Tuesday, December 2, 2008

Happy Birthday, Andu!


Some days you get up and do the normal routine and don't even realize your life's about to change that day. Imagine if you will, having a 3-year-old and a 2-year-old running through the house and getting ready for day care, and here you are about to give birth. Crazy! Twenty-five years ago today I gave birth to Andrew Ryan Erdman. He was an adorable tow-headed kid and sweet as apple pie. As Andrew grew, he added an extra little touch to the household as he ran around with the "big" boys. Andrew was very much his own person and his own little entertainment center. He was daring and adventurous. One day I chased him through the trees on a battery-powered four-wheeler when he was only about two. I think I hit more trees than he did. He broke his arm at age 15 months (I still have the cast).

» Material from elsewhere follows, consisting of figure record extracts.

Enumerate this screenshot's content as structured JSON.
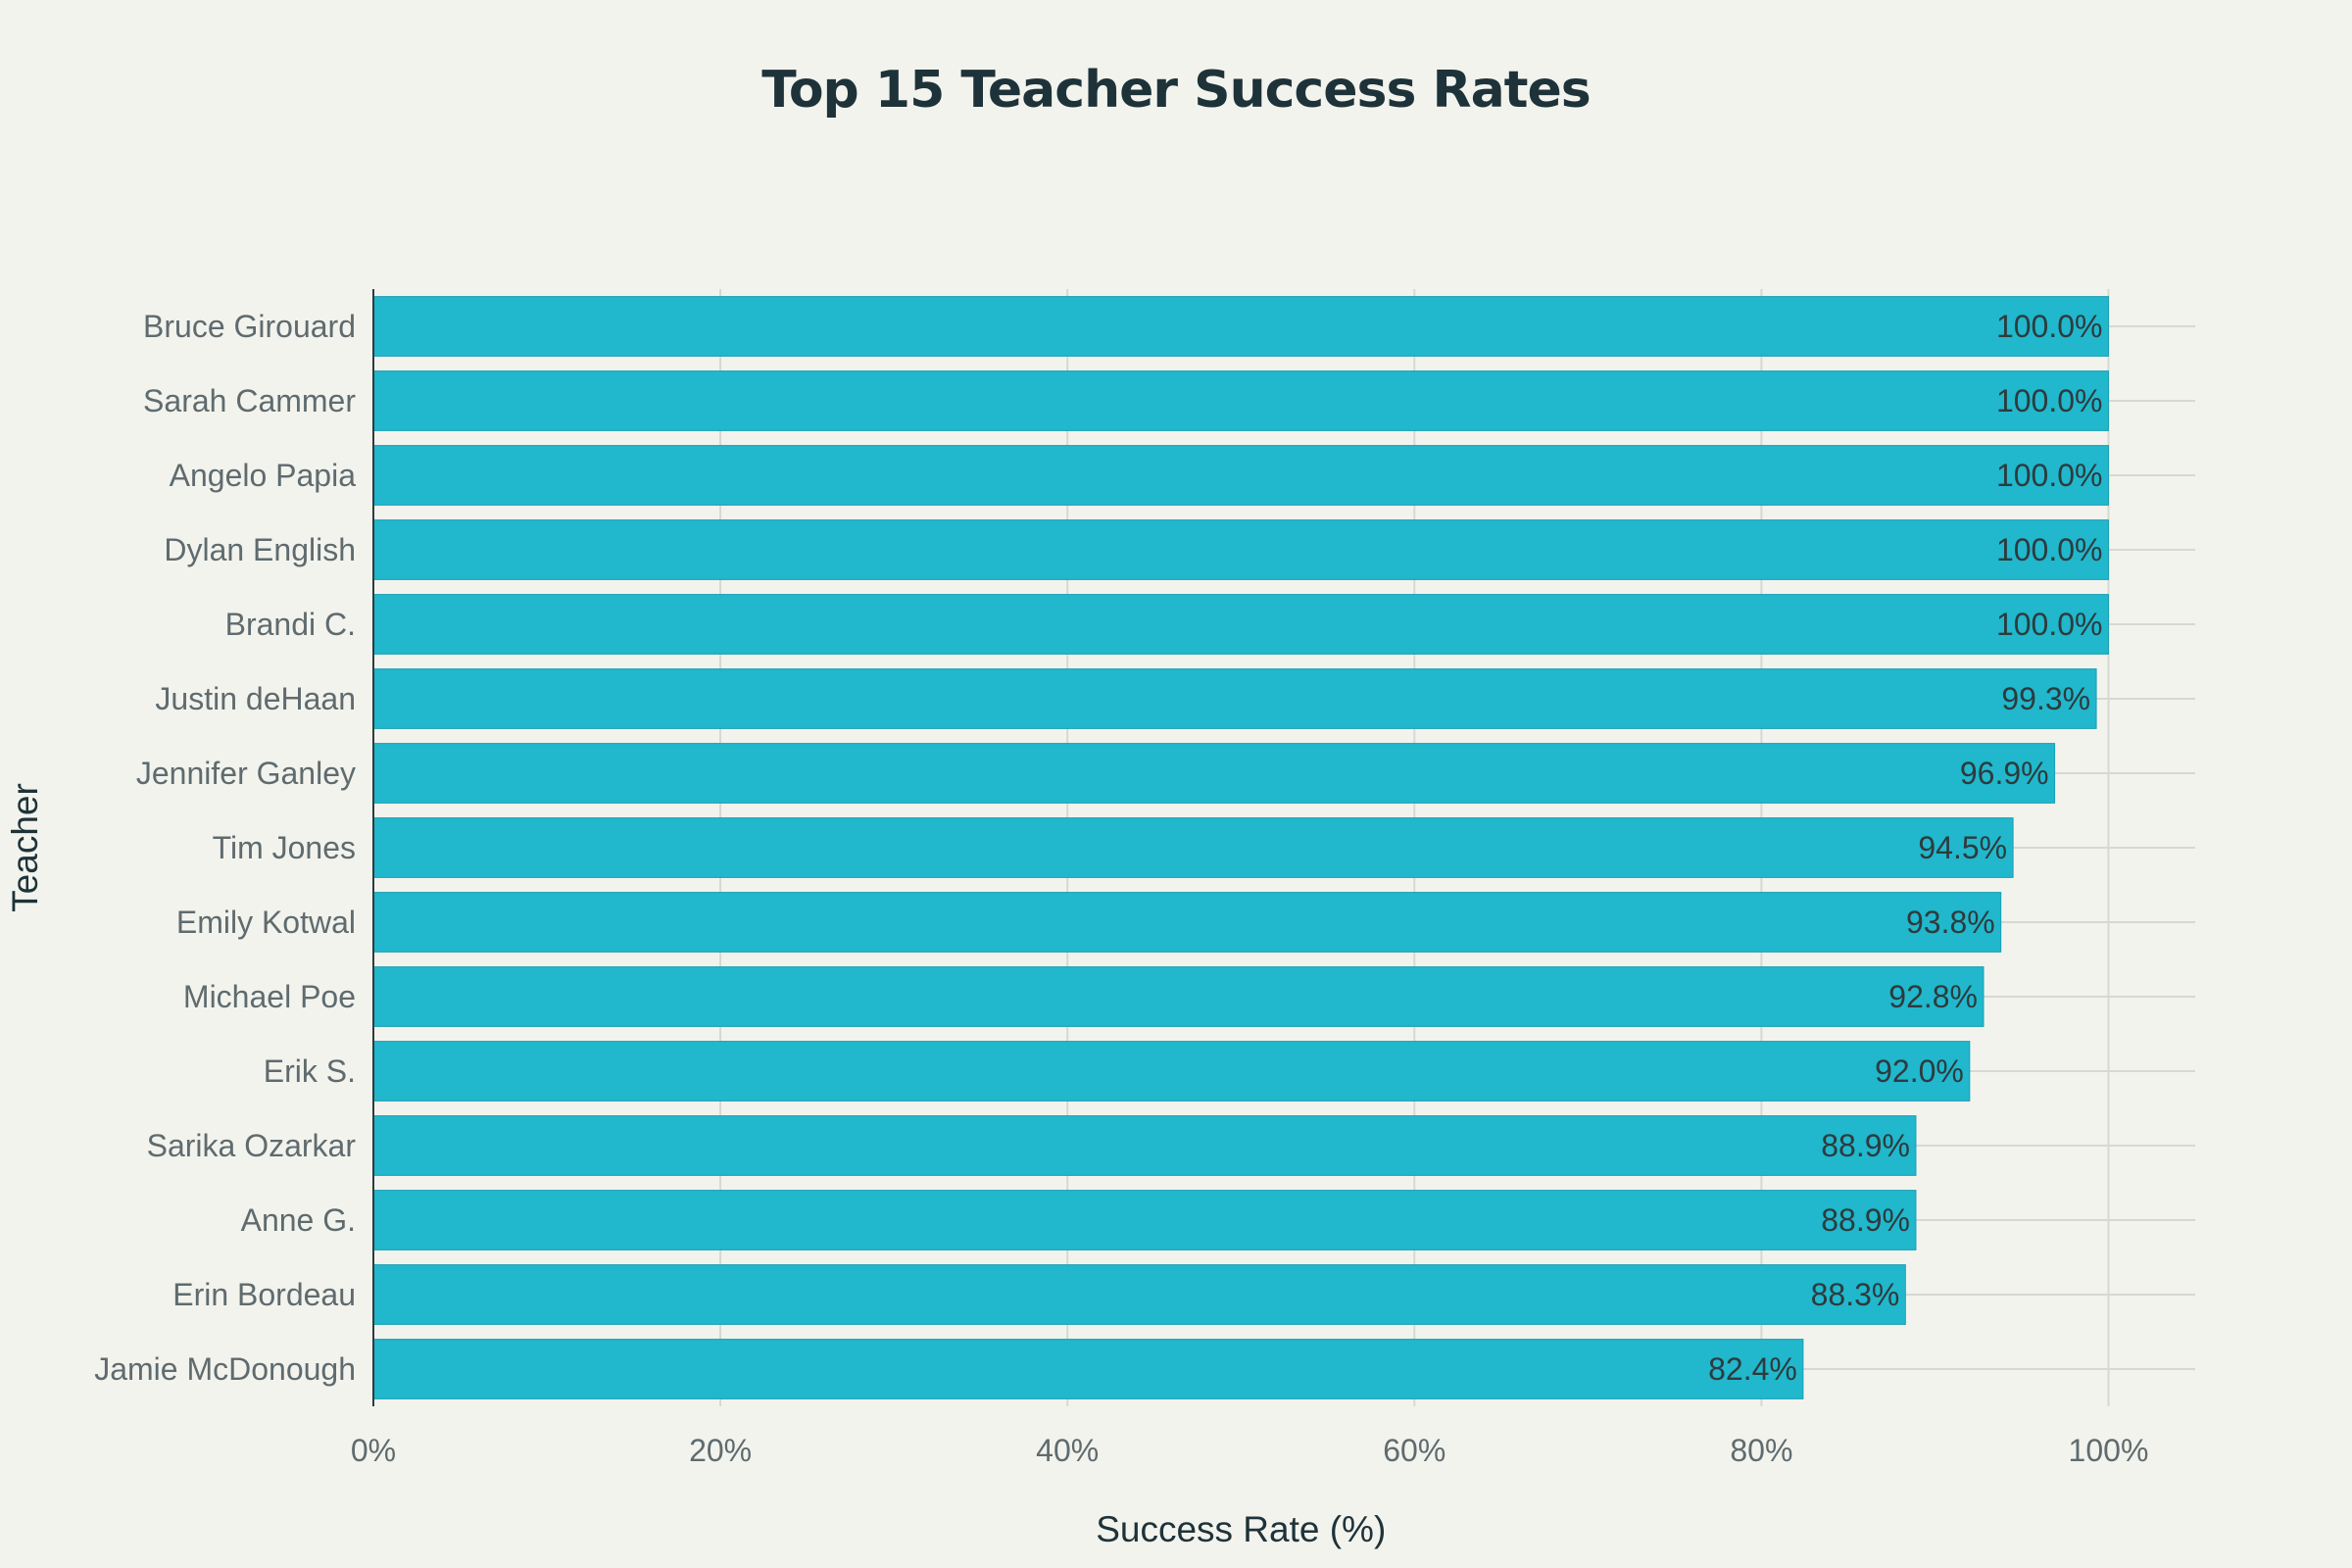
{
  "chart_data": {
    "type": "bar",
    "orientation": "horizontal",
    "title": "Top 15 Teacher Success Rates",
    "xlabel": "Success Rate (%)",
    "ylabel": "Teacher",
    "xlim": [
      0,
      105
    ],
    "x_ticks": [
      {
        "value": 0,
        "label": "0%"
      },
      {
        "value": 20,
        "label": "20%"
      },
      {
        "value": 40,
        "label": "40%"
      },
      {
        "value": 60,
        "label": "60%"
      },
      {
        "value": 80,
        "label": "80%"
      },
      {
        "value": 100,
        "label": "100%"
      }
    ],
    "grid": true,
    "bar_color": "#21b7cc",
    "categories": [
      "Bruce Girouard",
      "Sarah Cammer",
      "Angelo Papia",
      "Dylan English",
      "Brandi C.",
      "Justin deHaan",
      "Jennifer Ganley",
      "Tim Jones",
      "Emily Kotwal",
      "Michael Poe",
      "Erik S.",
      "Sarika Ozarkar",
      "Anne G.",
      "Erin Bordeau",
      "Jamie McDonough"
    ],
    "values": [
      100.0,
      100.0,
      100.0,
      100.0,
      100.0,
      99.3,
      96.9,
      94.5,
      93.8,
      92.8,
      92.0,
      88.9,
      88.9,
      88.3,
      82.4
    ],
    "value_labels": [
      "100.0%",
      "100.0%",
      "100.0%",
      "100.0%",
      "100.0%",
      "99.3%",
      "96.9%",
      "94.5%",
      "93.8%",
      "92.8%",
      "92.0%",
      "88.9%",
      "88.9%",
      "88.3%",
      "82.4%"
    ]
  }
}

He used to call his dad "Rich".
The most worst (I like that phrase) thing that ever happened to Andrew was that his parents made him move in the 7th grade -- that was absolutely awful -- but Andrew was okay eventually and made good friends during his life there.
Now, 25 years later, it has been interesting watching his life unfold. I have watched him struggle and overcome many obstacles. He told me he wanted to go to a major university and I really did not think it possible. We found a program at NC State that was perfect for him and so, there, he accomplished his goal. (I still remember the day his acceptance letter came - I had to open it and I cried and laughed and jumped and yelled all at one time.)
The name Andrew means "manly." Andrew fits that perfectly. My prayer is that God will bless him beyond measure because he really does strive to do His will.
So today, as I have done every year for 25 years, let me ask Andrew a question: "Did I ever tell you about the day you were born?"

Monday, December 1, 2008

Happy Birthday, Mr. Rich!

Today is my Mr. Rich's birthday !!! There was a time this summer when I was wondering if we would see another birthday for him. Praise GOD we still have him and he has recovered. It is so good to have the old Mr. Rich back ---- I love him.